To see our 'startup config' we have to issue the sysrc -a command:
[root@router]~# sysrc -a blanktime: NO defaultroute_delay: 5 disablelrotso_enable: YES dumpdev: NO gateway_enable: YES harvest_mask: 351 hostname: router.bsdrp.net ipv6_activate_all_interfaces: YES ipv6_gateway_enable: YES moused_enable: NO moused_ums0_enable: NO polling_enable: NO rtadvd_enable: NO rtadvd_interfaces: em0 sendmail_enable: NONE syslogd_flags: -s update_motd: NO
To change some 'running config' (for instance hostname) just type variable name and new value:
To alter a value in a 'startup config' fashion, we make the change to be persistent in config (remember but, that changes have to be committed in order to survive reboot):
[root@router]~# sysrc hostname=R2 hostname: R1 -> R2
Often but, config values belong to a system service (IP addressing, for instance, apply to the netif service), then the changes are done always using the sysrc command, followed by a service manual restart:
[root@router]~# sysrc ifconfig_vtnet0="DHCP" ifconfig_vtnet0: -> "DHCP" [root@router]~# sysrc ifconfig_vtnet1="10.0.1.1" ifconfig_vtnet1: -> "10.0.1.1" [root@router]~# service netif restart
After performing 'startup config' changes with sysrc we must commit them to actual config files using the config save command:
[root@R2]~# config save Archiving previous configuration files... Saving configuration... Done.
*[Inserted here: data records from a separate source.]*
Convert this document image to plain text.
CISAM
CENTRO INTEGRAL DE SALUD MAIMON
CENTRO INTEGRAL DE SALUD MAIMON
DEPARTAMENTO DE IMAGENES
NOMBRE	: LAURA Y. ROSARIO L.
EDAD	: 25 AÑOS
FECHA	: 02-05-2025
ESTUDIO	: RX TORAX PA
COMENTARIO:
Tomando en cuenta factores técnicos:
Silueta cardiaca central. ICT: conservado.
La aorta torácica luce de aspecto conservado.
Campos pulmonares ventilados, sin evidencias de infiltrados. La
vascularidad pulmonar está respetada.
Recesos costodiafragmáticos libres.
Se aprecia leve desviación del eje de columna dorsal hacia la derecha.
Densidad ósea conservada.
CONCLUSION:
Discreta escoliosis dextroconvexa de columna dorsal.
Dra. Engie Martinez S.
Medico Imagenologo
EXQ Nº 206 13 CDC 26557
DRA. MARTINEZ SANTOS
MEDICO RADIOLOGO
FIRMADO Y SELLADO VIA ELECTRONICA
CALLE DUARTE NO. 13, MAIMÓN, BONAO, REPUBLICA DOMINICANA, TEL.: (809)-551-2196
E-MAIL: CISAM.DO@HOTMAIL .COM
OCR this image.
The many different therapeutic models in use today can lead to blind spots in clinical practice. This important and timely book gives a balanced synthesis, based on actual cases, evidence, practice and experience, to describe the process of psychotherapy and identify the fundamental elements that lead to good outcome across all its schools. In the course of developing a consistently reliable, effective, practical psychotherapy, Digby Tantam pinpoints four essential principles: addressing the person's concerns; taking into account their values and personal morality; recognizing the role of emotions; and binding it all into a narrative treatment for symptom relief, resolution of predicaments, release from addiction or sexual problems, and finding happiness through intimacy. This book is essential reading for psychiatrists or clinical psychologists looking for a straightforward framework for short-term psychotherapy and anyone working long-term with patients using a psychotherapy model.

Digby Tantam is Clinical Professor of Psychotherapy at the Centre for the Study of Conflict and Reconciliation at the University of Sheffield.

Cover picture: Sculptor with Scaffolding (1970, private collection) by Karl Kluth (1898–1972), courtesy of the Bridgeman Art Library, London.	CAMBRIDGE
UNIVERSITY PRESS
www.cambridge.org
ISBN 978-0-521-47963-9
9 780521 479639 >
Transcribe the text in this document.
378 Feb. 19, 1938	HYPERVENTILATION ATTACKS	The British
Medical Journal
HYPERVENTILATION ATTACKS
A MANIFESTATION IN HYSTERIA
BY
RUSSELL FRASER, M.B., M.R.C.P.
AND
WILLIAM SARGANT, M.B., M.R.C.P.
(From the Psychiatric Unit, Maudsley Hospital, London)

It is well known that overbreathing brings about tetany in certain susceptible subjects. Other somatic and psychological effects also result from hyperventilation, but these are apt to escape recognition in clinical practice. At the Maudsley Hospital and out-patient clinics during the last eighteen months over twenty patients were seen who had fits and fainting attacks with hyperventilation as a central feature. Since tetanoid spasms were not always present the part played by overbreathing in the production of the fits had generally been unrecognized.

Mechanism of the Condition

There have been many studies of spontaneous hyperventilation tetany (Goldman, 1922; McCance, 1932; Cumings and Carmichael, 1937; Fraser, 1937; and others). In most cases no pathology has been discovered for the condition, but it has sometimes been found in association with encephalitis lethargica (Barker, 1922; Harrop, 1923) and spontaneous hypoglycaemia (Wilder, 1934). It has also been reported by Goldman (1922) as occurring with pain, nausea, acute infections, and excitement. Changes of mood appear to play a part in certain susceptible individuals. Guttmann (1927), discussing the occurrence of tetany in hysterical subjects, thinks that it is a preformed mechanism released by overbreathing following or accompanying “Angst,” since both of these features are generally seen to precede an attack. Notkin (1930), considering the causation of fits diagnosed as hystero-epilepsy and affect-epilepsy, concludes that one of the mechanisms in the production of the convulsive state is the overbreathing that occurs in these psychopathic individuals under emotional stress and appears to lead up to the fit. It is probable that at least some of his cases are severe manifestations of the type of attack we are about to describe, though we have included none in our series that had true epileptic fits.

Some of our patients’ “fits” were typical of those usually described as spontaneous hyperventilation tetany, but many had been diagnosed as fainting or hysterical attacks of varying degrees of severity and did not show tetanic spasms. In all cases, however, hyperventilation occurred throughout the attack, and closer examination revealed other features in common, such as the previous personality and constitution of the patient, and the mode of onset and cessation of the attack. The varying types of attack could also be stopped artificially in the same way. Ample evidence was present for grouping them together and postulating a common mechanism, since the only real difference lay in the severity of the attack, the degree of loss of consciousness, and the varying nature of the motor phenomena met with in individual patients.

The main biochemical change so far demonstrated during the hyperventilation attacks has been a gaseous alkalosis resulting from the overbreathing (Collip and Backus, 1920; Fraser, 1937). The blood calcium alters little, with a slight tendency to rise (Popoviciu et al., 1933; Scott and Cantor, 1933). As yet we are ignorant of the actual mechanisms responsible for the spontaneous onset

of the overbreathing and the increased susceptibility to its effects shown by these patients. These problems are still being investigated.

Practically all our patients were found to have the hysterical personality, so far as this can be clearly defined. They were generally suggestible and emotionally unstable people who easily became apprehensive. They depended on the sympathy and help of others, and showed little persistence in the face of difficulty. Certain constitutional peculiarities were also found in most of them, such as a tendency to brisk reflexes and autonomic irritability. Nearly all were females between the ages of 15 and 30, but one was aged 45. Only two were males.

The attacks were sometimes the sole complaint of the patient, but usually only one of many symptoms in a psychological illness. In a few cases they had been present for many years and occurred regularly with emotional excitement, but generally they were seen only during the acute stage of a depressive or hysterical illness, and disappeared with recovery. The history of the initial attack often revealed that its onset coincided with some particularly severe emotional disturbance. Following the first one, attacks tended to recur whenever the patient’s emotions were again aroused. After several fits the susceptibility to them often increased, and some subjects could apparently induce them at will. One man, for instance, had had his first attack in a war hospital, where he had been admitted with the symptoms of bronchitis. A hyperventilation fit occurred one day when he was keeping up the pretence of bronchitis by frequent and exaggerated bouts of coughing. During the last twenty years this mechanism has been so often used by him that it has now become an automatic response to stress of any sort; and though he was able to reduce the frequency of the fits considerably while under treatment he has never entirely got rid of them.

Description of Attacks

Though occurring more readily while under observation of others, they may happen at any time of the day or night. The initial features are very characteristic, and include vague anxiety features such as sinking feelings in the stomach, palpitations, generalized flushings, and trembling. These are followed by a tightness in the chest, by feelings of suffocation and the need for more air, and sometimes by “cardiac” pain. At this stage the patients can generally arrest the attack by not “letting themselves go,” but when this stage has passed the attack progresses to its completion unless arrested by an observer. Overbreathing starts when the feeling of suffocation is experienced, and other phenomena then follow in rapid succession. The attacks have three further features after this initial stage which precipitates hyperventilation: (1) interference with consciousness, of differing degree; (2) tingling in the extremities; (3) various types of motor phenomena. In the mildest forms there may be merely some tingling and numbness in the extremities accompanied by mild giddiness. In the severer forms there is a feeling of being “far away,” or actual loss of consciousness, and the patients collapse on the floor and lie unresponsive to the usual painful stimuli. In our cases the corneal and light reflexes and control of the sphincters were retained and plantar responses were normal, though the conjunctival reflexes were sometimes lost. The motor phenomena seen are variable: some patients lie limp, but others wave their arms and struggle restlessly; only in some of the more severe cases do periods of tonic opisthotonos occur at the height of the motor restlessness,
So now, to get a very basic SSH up and running, we have the very basic knowledge on how to do it:
[root@router]~# sysrc hostname=R2 hostname: R1 -> R2 [root@router]~# sysrc ifconfig_vtnet0="DHCP" ifconfig_vtnet0: -> "DHCP" [root@router]~# passwd Changing local password for root New Password: Retype New Password: [root@router]~# [root@router]~# [root@router]~# sysrc sshd_enable=yes sshd_enable: NO -> yes [root@router]~# service sshd start Generating RSA host key. 2048 SHA256:6J45lvXRLvw+SCdd1NUbUYTobH9ia6Jaj78vo1DR6Zw email@example.com (RSA) Generating ECDSA host key. 256 SHA256:UJPNTBtxxjyZvoy5CLt1n+Omn0Gg1k4200EeHnyoRZA firstname.lastname@example.org (ECDSA) Generating ED25519 host key. 256 SHA256:FXpI4NkkDR5aCcTx41UXmIHmIVMItX94jWf5pGI4A/I email@example.com (ED25519) Performing sanity check on sshd configuration. Starting sshd. [root@router]~# [root@router]~# config save Archiving previous configuration files... Saving configuration... Done.
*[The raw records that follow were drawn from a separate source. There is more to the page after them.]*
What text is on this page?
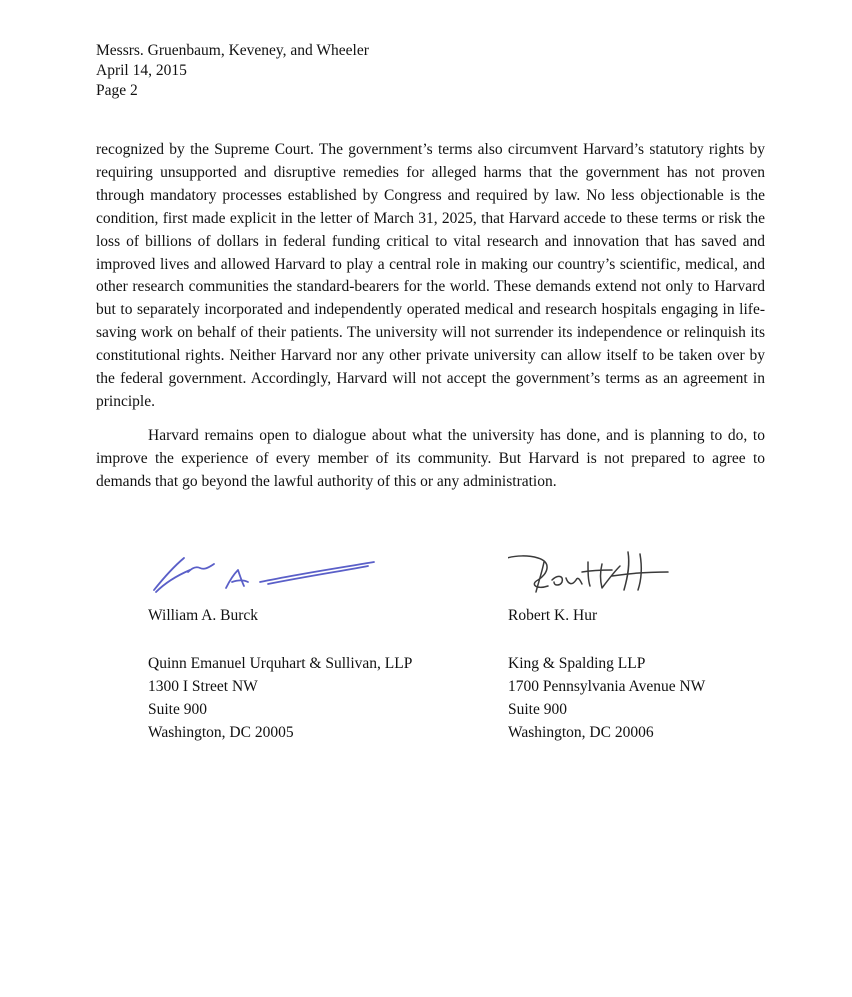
Messrs. Gruenbaum, Keveney, and Wheeler
April 14, 2015
Page 2

recognized by the Supreme Court. The government’s terms also circumvent Harvard’s statutory rights by requiring unsupported and disruptive remedies for alleged harms that the government has not proven through mandatory processes established by Congress and required by law. No less objectionable is the condition, first made explicit in the letter of March 31, 2025, that Harvard accede to these terms or risk the loss of billions of dollars in federal funding critical to vital research and innovation that has saved and improved lives and allowed Harvard to play a central role in making our country’s scientific, medical, and other research communities the standard-bearers for the world. These demands extend not only to Harvard but to separately incorporated and independently operated medical and research hospitals engaging in life-saving work on behalf of their patients. The university will not surrender its independence or relinquish its constitutional rights. Neither Harvard nor any other private university can allow itself to be taken over by the federal government. Accordingly, Harvard will not accept the government’s terms as an agreement in principle.

Harvard remains open to dialogue about what the university has done, and is planning to do, to improve the experience of every member of its community. But Harvard is not prepared to agree to demands that go beyond the lawful authority of this or any administration.

William A. Burck
Quinn Emanuel Urquhart & Sullivan, LLP
1300 I Street NW
Suite 900
Washington, DC 20005
Robert K. Hur
King & Spalding LLP
1700 Pennsylvania Avenue NW
Suite 900
Washington, DC 20006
Finally, to get into Quagga's CLI (you can use quagga's command line interface to setup some things such as IP addressing, hostname and so, in addition to RIP, OSPF, BGP... as an alternative to sysrc) you have to enable it:
[root@router]~# sysrc quagga_enable=yes quagga_enable: -> yes [root@router]~# service quagga start Checking zebra.conf Multiple command installs to node 4 of command: show ipv6 mroute vrf all OK Starting zebra. .... [root@router]~#
Then, to enter the quaga UI, no need to telnet independent services, just type the cli command to enter the unified quagga CLI:
[root@router]~# cli Multiple command installs to node 4 of command: list Multiple command installs to node 4 of command: exit ... show ipv6 mroute vrf all Hello, this is Quagga (version 1.1.0). Copyright 1996-2005 Kunihiro Ishiguro, et al. router.bsdrp.net#
So... that's all for today.
Hope you may find useful the gret job those guys are doing!!!